Dans cette vieille comédie, deux frères, aventuriers tous les deux, font l’éducation de deux jeunes gens (fils de l’un et neveu de l’autre), chacun dans un système différent, l’un de rigueur, l’autre d’indulgence. L’aîné des deux frères soumis à cette expérience, élevé dans les principes les plus sévères, tomba dans tous les vices de la ville, fut débauché par tous les bandits et les escrocs de Whitefriars, et en un mot devint l’écuyer de l’Alsace (Squire of Alsatia). Le poète donne aux naturels et aux habitués du lieu les caractères indiqués au lecteur dans la note[2]. Cette

  1. Nugœ antiquœ d’Harrington, vol.

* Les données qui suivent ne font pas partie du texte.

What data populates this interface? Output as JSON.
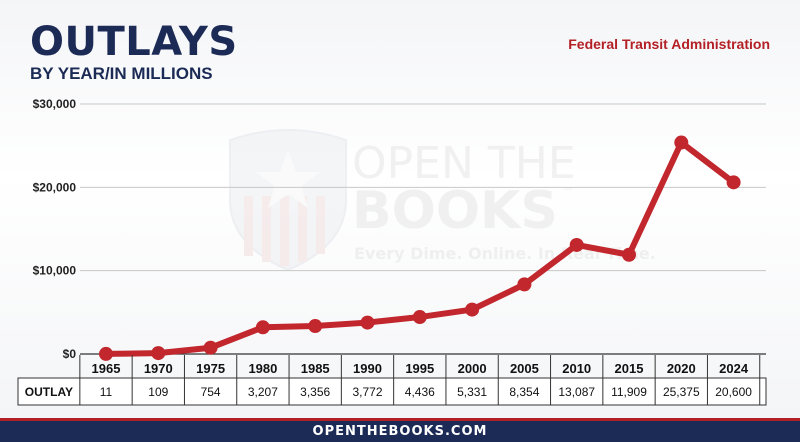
{
  "header": {
    "title": "OUTLAYS",
    "subtitle": "BY YEAR/IN MILLIONS",
    "agency": "Federal Transit Administration"
  },
  "watermark": {
    "line1": "OPEN THE",
    "line2": "BOOKS",
    "tm": "™",
    "tagline": "Every Dime. Online. In Real Time."
  },
  "footer": {
    "text": "OPENTHEBOOKS.COM"
  },
  "colors": {
    "navy": "#1c2a56",
    "line": "#c1272d",
    "accent": "#b32025"
  },
  "chart_data": {
    "type": "line",
    "title": "OUTLAYS",
    "subtitle": "BY YEAR/IN MILLIONS",
    "x": [
      "1965",
      "1970",
      "1975",
      "1980",
      "1985",
      "1990",
      "1995",
      "2000",
      "2005",
      "2010",
      "2015",
      "2020",
      "2024"
    ],
    "series": [
      {
        "name": "OUTLAY",
        "values": [
          11,
          109,
          754,
          3207,
          3356,
          3772,
          4436,
          5331,
          8354,
          13087,
          11909,
          25375,
          20600
        ]
      }
    ],
    "value_labels": [
      "11",
      "109",
      "754",
      "3,207",
      "3,356",
      "3,772",
      "4,436",
      "5,331",
      "8,354",
      "13,087",
      "11,909",
      "25,375",
      "20,600"
    ],
    "ylim": [
      0,
      30000
    ],
    "yticks": [
      0,
      10000,
      20000,
      30000
    ],
    "ytick_labels": [
      "$0",
      "$10,000",
      "$20,000",
      "$30,000"
    ],
    "table_row_label": "OUTLAY",
    "grid": true
  }
}
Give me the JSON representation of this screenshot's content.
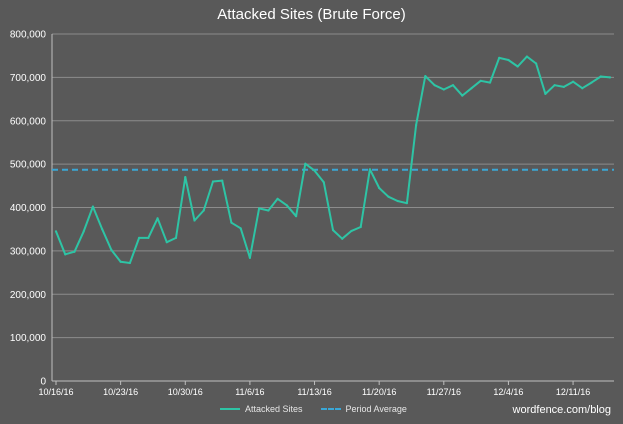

II, p. 552. Pour la grossière débauche de ce temps, trop encouragée par l’exemple du roi, qui, sous d’autres rapports, n’était ni sans talents ni sans bonnes dispositions naturelles, voyez les Mémoires de Winwood, les Lettres de Howel et d’autres Mémoires du temps ; mais consultez particulièrement les lettres privées et la Correspondance de Steenie, autrement de Buckingham, avec son révérend compère le roi Jacques. Elles fourmillent de termes grossiers et puérils. Le savant M. Disraeli, dans son Essai pour la défense du caractère du roi Jacques, n’a réussi quà obtenir pour lui-même la réputation d’avocat ingénieux et habile, mais sans aucun profit pour son royal client.
  2. Cheatly, un coquin qui, à cause de ses dettes, n’ose sortir de Whitefriars, mais qui, là, séduit les jeunes héritiers par substitution, leur prête de l’argent à leur détriment, est lié avec eux, et partage avec eux jusqu’à ce qu’ils soient ruinés. Il est dissolu, impudent, débauché et très-expert dans l’argot de la ville.